Benjamin Franklin’s Most Enduring Inventions

Benjamin Franklin was born on January 17, 1706, making today his 305th birthday. Here is a list of things you may or may not have known sprang from this impossibly talented man’s mind.

Glass Armonica

While it was only a redesign of an existing instrument, the crystallophone (which involved producing sound by fingering variously sized glass bowls) Ben Franklin is said to have considered the armonica his favourite invention of all. It quickly became popular in America and Europe – Marie Antoinette took lessons on the instrument as a child, and composers including Bach, Beethoven and Strauss all made music for the armonica specifically. The instrument’s popularity waned after the 18th century due to urban legends about the purported health risks it posed, but you’ll still find youngsters running their fingers around the rims of wine glasses at kids’ tables across the world today.

Bifocals

Why switch between two pairs of glasses when you can just wear one? Ben Franklin invented bifocals with both a near lens and a far one after his vision started deteriorating in his late ’60s, though correspondence between some of Franklin’s contemporaries suggest he had conceived of the idea several decades earlier.

Lightning Rod

Ben Franklin didn’t invent electricity, but in the course of his experiments with the force of nature he did invent the lightning rod. He speculated that a cloud’s electricity, when nearing an iron rod sharpened to a point, would “be drawn out of a cloud silently, before it could come near enough to strike.” Years later Tesla would prove that Franklin’s design actually ionised the air surrounding the rod, rendering it conductive, but hey, still good on Franklin for getting the ball rolling with lightning prevention back in 1749.

Franklin Stove

Most 18th century homes were heated by fireplaces that were inefficient on many fronts. They used a lot of wood, lost a lot of heat, and posed the risk of sending sparks into mostly wood-built homes. Ben Franklin figured there was a better way, and there was: The Franklin Stove, also known as the “circulating stove” and the “Pennsylvania fireplace”, had two distinguishing features: a hollow baffle and an inverted syphon flue that drove more heat into the room instead of losing it up through the chimney. Franklin’s stove sold poorly – his cold flue cooled the smoke too quickly – but his design became the basis for many of stoves that followed it.

Map of the Gulf Stream

One of Franklin’s many roles, at some point in his awesome life, was that of US Deputy Post Master General, and at one point he received a complaint that letters sent from Europe to America took several weeks longer to arrive than ones sent from the New World to the Old. After consulting with a Nantucket whaling captain, Franklin made the first map of the Gulf Stream, a quick current of warm water running north from the West Indies and east across the Atlantic.
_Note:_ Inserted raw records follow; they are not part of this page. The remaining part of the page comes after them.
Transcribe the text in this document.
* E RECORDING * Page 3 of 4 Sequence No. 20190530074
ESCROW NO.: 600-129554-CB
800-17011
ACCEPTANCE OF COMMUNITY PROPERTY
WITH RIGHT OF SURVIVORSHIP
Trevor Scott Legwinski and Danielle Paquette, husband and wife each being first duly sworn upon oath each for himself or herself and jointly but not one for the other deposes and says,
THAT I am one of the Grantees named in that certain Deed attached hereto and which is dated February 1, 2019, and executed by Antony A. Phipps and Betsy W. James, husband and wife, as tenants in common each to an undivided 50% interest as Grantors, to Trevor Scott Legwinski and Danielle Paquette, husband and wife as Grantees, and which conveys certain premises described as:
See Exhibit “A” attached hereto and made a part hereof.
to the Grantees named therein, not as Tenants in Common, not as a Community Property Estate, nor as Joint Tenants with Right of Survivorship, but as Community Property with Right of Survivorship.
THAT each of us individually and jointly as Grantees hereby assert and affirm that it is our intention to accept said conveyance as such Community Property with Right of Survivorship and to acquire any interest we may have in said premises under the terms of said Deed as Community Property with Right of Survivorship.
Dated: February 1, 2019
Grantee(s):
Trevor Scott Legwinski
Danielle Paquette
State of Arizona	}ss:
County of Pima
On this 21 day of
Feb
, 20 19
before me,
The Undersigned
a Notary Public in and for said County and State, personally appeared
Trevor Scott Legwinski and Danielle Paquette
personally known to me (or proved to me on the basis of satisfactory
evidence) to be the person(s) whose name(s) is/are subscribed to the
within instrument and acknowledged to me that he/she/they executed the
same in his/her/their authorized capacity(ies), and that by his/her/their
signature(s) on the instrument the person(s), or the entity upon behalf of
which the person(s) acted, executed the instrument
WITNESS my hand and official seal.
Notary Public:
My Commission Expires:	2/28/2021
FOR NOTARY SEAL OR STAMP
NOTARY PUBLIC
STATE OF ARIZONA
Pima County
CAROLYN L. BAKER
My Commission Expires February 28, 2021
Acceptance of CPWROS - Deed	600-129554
His suggestions for British sea captains were summarily ignored for years, but when they did eventually factor the Gulf Stream into their routes they managed to shave up to two weeks off their transit times.

Odometer

The idea of measuring a distance travelled goes back to the Roman architect Vitruvius and is one that also was pursued by fellow polymath Leonardo Da Vinci, but Ben Franklin’s simple odometer – invented to measure the milage travelled by his carriage during a five month Post Office inspection in his days as Post Master General – is the precursor to the modern automotive odometer. Franklin measured the circumference of his carriage wheel – 13 and one-fifth feet – and designed a series of cogs that noted a distance of one mile after every 400 revolutions.